Мама Дик ударилась в слёзы:

— Он такой безоглядный, такой неосторожный мальчик, — всхлипывала она. — Хоть бы он не вляпался во что-нибудь на свою голову…

— Ну, — злился папа Дик, — будем называть вещи своими именами. Он самый упрямый и самый непослушный сын из всех, какие у нас были.

— Но ведь у нас больше не было никого, — стенала мама Дик.

Папа Дик обнял её, утешая, и гладил по голове, сбив набок её ночной чепчик.

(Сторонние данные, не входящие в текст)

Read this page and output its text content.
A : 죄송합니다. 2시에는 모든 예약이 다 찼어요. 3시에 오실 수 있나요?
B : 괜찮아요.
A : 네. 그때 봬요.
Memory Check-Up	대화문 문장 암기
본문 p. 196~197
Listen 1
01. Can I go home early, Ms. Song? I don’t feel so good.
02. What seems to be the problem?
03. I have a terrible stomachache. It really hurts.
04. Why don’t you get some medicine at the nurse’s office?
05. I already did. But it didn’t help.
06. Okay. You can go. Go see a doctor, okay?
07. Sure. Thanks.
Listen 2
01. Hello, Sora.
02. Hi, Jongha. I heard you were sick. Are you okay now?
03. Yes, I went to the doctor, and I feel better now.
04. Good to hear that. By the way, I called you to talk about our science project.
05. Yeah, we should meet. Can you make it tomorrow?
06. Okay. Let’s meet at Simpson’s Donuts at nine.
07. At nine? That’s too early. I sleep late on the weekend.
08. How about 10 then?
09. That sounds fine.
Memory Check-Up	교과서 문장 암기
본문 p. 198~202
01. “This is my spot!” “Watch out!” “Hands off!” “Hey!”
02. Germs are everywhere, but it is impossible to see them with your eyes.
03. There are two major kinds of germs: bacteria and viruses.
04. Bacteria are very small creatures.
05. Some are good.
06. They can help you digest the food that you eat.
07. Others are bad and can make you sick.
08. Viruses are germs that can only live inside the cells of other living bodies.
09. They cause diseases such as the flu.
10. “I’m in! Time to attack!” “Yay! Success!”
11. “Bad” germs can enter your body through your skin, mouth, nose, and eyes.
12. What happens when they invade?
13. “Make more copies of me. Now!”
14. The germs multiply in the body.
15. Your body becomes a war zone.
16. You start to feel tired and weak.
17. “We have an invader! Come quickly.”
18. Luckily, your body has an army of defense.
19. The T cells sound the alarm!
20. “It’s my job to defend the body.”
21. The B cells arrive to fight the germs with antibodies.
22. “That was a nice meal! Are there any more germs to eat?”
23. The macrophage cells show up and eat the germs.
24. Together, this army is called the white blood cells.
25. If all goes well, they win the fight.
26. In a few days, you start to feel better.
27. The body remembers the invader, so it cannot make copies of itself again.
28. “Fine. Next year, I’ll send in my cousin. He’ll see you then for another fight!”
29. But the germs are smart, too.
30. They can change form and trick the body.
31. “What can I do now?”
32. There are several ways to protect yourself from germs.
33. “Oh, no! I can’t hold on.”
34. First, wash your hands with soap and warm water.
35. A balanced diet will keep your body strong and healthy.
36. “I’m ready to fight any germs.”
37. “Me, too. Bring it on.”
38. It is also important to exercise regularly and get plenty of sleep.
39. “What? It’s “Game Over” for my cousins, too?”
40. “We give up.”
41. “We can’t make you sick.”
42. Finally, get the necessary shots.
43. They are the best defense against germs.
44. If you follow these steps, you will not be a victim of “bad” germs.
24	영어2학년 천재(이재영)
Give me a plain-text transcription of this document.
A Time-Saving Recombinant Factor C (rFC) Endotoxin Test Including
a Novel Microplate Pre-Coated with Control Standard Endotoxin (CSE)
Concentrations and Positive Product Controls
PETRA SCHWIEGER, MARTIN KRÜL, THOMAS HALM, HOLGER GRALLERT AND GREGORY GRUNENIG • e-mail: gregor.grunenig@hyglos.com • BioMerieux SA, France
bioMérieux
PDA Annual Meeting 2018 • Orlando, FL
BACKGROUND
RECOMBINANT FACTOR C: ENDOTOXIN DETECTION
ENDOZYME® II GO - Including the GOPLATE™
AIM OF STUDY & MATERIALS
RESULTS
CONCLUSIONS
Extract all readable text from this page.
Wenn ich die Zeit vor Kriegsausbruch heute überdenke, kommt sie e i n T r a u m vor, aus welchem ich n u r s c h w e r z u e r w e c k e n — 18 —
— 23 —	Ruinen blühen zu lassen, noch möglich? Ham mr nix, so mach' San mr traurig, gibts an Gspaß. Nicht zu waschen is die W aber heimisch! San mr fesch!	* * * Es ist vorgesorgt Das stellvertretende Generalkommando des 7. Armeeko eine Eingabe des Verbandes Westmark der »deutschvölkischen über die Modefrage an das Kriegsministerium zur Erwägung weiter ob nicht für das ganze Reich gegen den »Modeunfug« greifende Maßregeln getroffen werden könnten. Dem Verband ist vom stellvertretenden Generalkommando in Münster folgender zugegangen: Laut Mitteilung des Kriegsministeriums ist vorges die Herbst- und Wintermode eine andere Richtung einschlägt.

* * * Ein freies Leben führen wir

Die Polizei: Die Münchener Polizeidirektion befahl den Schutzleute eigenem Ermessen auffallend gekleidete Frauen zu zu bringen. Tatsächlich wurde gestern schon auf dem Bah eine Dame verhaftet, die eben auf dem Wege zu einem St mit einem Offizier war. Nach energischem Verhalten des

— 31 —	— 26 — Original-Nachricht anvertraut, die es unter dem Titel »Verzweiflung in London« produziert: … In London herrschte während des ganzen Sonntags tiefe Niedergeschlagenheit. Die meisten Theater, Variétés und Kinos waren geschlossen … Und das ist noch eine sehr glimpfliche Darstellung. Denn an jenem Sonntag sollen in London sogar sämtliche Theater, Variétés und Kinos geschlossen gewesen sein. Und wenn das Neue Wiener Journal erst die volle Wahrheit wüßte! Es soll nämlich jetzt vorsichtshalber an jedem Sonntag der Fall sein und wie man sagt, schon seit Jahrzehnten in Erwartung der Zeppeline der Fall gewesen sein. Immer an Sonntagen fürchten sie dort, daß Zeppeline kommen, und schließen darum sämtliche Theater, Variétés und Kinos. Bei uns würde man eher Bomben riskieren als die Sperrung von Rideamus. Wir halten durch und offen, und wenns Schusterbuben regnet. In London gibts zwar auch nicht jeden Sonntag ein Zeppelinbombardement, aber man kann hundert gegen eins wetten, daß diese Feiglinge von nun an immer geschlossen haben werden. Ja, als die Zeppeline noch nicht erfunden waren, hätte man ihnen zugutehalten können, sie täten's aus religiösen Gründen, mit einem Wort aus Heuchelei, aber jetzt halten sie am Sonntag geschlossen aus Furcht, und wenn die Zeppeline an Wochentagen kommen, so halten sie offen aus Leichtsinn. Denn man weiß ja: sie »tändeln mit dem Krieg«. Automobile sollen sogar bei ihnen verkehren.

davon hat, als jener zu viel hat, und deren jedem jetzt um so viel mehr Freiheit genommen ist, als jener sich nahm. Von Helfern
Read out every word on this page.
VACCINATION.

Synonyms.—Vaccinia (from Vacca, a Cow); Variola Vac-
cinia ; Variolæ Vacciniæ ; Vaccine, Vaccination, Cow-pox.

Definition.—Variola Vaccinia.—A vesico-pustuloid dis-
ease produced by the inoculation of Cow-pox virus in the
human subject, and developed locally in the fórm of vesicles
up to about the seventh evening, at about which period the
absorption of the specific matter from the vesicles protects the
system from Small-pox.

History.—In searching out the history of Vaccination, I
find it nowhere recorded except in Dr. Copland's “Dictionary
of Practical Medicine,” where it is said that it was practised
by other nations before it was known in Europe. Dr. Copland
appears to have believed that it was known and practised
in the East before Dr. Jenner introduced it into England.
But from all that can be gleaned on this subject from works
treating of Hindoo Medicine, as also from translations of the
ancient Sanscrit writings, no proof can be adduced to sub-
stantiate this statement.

— Успокойся, моя радость, — лепетал он. — Не сомневайся, он скоро объявится. Таким, как он, ничего не делается. Найдётся он, и уж тогда я всыплю ему как следует сразу за всё.

— Нет, ты этого не сделаешь! — ревела мама Дик. — Ты изверг, а не отец. И вообще, что, если его похитили разбойники?

— Да брось ты, — отмахнулся папа Дик. — Мы же специально выехали на ночь глядя, чтобы нас никто не увидел. К тому же в такую погоду никакой разбойник не будет сидеть в засаде.

— Ты говоришь и сам себе не веришь! — воскликнула мама Дик, всё больше впадая в отчаяние. — Тут висельников полный лес, кишмя кишат.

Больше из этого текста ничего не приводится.